The Fed—through extreme, and unprecedented, measures—strains to keep interest rates at all-time lows. Bernanke reports that present circumstances demand that the Fed place its full attention on its full-employment mandate—and that maintaining historically-low interest rates is key to that aim.
(I am sympathetic to the notion that politically-induced uncertainty has much to do with today's lack of job-producing capital investment. That—even though cash is cheap and abundant—until there's clarity, there'll be scant long-term allocation of capital.)
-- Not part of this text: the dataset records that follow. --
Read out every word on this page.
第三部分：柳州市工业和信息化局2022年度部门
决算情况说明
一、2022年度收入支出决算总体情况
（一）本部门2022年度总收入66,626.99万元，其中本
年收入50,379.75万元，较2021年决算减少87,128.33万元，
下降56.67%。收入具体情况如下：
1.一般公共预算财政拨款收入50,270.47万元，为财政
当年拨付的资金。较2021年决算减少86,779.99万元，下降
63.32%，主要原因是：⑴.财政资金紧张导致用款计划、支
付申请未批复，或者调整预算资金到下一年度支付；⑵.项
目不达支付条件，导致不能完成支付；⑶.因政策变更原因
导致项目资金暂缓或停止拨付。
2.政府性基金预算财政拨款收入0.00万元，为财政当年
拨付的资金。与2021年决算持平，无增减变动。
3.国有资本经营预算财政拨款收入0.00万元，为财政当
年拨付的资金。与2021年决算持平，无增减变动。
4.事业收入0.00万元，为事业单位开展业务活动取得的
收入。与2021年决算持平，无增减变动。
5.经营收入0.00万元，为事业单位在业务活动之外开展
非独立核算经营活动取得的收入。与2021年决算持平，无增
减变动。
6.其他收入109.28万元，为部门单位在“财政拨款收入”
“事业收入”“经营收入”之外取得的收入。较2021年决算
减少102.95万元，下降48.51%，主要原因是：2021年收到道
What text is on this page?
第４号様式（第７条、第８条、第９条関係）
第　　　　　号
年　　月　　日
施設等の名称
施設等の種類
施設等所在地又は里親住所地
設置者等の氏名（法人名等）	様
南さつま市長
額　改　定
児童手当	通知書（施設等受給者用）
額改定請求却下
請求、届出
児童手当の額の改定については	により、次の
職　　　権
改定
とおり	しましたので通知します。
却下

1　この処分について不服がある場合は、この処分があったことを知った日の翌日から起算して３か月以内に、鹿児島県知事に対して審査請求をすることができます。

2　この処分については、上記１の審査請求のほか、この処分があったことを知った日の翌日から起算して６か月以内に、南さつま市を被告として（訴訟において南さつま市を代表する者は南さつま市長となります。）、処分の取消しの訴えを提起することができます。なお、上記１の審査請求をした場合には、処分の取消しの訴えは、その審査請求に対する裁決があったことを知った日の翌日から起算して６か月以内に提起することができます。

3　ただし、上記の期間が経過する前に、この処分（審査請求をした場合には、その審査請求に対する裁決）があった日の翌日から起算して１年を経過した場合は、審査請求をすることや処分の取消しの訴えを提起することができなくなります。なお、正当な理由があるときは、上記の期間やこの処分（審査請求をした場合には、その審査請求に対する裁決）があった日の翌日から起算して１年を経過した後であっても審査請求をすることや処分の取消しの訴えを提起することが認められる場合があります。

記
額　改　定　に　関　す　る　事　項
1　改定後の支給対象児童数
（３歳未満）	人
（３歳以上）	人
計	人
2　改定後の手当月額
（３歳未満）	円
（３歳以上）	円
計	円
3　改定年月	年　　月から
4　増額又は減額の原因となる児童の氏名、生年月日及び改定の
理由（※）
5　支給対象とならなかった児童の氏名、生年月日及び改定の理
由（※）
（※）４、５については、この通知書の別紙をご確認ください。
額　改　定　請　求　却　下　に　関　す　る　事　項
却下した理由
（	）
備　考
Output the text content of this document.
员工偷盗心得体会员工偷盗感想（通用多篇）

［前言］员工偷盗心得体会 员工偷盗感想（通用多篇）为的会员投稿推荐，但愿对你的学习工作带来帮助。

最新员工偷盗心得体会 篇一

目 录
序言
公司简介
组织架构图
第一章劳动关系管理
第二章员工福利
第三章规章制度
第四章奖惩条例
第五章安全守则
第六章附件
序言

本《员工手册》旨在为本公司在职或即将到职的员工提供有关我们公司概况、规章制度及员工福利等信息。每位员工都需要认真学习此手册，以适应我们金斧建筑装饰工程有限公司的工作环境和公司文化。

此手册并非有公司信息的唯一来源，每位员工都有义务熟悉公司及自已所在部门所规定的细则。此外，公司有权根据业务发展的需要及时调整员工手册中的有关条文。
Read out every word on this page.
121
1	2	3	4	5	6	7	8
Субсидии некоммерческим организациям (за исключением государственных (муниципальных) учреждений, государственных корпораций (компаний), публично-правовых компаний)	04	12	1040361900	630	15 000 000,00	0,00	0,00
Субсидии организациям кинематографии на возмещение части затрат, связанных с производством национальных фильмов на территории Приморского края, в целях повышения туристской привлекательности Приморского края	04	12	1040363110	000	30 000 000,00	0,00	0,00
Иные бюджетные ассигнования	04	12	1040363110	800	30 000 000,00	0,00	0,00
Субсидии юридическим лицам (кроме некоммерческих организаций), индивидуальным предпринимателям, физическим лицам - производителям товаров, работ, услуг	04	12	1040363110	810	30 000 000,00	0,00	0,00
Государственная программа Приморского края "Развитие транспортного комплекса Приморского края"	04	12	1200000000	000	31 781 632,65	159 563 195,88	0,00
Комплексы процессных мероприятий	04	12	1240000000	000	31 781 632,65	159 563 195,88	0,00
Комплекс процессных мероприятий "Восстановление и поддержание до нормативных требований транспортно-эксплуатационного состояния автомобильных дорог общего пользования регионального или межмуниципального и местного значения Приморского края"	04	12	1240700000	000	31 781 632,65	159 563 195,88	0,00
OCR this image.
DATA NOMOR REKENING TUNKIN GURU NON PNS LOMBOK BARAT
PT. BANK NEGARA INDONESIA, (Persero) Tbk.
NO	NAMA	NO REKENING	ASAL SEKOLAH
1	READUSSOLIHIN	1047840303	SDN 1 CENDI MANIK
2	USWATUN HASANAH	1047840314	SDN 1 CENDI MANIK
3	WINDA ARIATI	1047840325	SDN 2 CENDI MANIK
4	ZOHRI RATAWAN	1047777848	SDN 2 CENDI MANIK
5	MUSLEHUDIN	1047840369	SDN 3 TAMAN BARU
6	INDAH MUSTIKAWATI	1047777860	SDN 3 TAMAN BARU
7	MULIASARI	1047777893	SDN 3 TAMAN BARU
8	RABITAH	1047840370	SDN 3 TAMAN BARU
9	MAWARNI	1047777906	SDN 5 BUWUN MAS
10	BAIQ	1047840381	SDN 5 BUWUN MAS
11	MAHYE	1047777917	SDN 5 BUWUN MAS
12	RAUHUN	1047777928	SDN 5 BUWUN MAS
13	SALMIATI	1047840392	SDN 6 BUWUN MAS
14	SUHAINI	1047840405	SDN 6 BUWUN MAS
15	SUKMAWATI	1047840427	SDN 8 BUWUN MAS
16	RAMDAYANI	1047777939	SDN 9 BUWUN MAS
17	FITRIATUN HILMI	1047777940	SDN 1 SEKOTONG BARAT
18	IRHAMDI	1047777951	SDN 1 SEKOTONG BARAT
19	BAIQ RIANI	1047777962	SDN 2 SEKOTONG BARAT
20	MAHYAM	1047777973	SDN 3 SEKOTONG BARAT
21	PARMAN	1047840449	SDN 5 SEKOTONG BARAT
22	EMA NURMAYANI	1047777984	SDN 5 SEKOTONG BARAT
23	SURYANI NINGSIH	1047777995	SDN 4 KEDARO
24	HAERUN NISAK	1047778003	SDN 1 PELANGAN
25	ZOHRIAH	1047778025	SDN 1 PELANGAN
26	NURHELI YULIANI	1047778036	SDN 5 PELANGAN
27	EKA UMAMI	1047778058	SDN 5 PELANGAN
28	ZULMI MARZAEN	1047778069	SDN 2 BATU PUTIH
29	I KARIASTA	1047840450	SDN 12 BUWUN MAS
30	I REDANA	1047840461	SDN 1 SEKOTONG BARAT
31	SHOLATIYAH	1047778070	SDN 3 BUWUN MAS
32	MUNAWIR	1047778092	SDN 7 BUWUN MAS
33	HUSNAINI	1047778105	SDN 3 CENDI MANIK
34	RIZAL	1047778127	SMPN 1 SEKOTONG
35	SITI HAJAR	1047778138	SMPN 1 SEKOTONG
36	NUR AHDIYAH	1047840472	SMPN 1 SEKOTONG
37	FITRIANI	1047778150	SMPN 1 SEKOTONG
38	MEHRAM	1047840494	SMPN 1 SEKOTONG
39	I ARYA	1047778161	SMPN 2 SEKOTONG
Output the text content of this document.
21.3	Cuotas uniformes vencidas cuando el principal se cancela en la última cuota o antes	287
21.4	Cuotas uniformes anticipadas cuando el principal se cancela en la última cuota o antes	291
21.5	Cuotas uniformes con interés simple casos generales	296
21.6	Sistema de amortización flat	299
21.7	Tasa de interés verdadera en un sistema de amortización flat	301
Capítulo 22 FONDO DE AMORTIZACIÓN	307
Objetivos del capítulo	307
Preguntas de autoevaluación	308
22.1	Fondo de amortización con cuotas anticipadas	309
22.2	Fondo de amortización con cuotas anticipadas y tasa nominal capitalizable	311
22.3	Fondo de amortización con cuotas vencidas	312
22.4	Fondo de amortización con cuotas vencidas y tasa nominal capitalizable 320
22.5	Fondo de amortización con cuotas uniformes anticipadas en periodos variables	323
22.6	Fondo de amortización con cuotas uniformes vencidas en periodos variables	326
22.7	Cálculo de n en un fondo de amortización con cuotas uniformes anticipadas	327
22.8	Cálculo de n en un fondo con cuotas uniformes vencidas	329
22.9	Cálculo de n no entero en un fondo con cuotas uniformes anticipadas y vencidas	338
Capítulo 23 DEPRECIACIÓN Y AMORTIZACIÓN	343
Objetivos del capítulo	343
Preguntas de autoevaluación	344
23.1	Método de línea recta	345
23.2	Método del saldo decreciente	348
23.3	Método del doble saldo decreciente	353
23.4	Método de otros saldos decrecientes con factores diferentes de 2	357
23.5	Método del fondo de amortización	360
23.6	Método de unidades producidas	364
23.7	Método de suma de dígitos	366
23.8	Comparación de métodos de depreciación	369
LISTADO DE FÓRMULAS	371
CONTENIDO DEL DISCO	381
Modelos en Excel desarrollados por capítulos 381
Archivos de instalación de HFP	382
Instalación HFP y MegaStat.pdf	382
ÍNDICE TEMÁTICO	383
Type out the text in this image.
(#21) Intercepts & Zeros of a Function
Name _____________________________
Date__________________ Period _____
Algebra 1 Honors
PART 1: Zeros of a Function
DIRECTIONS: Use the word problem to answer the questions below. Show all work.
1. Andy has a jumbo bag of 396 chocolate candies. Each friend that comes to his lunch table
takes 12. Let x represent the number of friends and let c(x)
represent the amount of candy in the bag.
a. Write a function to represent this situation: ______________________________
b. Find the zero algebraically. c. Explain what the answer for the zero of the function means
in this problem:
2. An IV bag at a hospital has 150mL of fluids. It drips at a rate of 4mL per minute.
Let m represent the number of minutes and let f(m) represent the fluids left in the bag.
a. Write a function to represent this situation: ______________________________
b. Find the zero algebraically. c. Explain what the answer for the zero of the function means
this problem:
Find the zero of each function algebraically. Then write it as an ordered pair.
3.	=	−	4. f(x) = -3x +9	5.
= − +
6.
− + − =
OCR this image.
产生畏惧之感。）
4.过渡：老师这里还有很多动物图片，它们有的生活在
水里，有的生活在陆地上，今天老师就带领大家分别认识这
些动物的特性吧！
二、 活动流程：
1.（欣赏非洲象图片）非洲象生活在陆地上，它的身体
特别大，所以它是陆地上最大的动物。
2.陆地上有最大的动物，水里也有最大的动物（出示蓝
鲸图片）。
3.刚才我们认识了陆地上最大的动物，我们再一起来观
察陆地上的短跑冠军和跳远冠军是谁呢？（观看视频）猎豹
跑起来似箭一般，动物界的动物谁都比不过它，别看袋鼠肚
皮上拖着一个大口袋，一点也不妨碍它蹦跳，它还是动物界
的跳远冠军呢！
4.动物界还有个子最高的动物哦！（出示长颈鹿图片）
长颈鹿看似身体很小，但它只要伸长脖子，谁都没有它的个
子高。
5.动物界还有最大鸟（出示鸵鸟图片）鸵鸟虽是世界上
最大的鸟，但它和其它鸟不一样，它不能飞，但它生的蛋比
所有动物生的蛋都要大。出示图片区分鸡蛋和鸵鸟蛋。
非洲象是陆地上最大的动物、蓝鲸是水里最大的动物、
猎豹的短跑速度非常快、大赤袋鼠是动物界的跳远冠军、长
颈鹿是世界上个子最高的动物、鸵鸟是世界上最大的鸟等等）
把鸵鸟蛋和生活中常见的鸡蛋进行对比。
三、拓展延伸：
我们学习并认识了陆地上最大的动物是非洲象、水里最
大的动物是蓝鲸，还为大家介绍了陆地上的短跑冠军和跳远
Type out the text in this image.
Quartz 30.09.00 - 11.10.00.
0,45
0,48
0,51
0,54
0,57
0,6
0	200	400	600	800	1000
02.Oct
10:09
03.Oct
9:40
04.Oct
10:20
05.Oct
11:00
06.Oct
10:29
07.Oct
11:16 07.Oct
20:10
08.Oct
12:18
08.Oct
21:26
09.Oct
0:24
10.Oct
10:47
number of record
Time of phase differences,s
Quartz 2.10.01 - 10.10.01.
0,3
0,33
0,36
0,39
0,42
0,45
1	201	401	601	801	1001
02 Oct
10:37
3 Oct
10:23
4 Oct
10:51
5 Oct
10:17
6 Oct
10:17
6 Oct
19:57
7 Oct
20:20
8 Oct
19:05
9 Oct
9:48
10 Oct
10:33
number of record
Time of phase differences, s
There's this pervasive, and logical, belief that access to low-cost capital ultimately induces job growth. But what happens when, like the present, it's slow to come? What happens when, for whatever reason, companies aren't putting all that capital to work—and hence the Fed pulls out every conceivable stop to keep interest rates at, or (inflation adjusted) below, zero? What happens when that sixty-two year old gent with a million bucks in his 401(k)—who had planned to retire once his 401(k) hit a million bucks, who figured a million bucks would yield him a cool, safe, $40,000 per year, who vividly remembers the two bubbles (tech and real estate) of the past twelve years, and who is understandably ultra-conservative—looks at today's CD and treasury rates? What's he to do when a million dollars today in a 10-year treasury note would yield him a safe, but not cool, $17,000 per year? Do you suppose that he—not willing to buy junk bonds or high-yielding stocks—hangs onto his job? A job that—were he to leave the workforce as originally planned—would have been available to one of the 7.8% (i.e., a little [headline] job growth).
Clearly the Fed has calculated that maintaining low borrowing costs (and inflated asset prices) offers more to the economy than does interest income to seniors. It's a plausible position. But let's not pretend the process doesn't cause a few unintended casualties along the way (Bernanke goes mute on this subject).
As for post-process: The buying down of interest rates—like Cash for Clunkers, Homebuyers Tax Credits, Payroll Tax Holidays and the like—provides, at best, temporary stimulus (and even that's in question). And I suspect that when that party ends, it'll end with a bang—recall sales plunging after expiration of the two aforementioned "stimulus" programs. Although, make no mistake, the pain of auto and home sales coming down off of their artificial boosts would pale in comparison to the impact of the bursting of the mother of all bond market bubbles.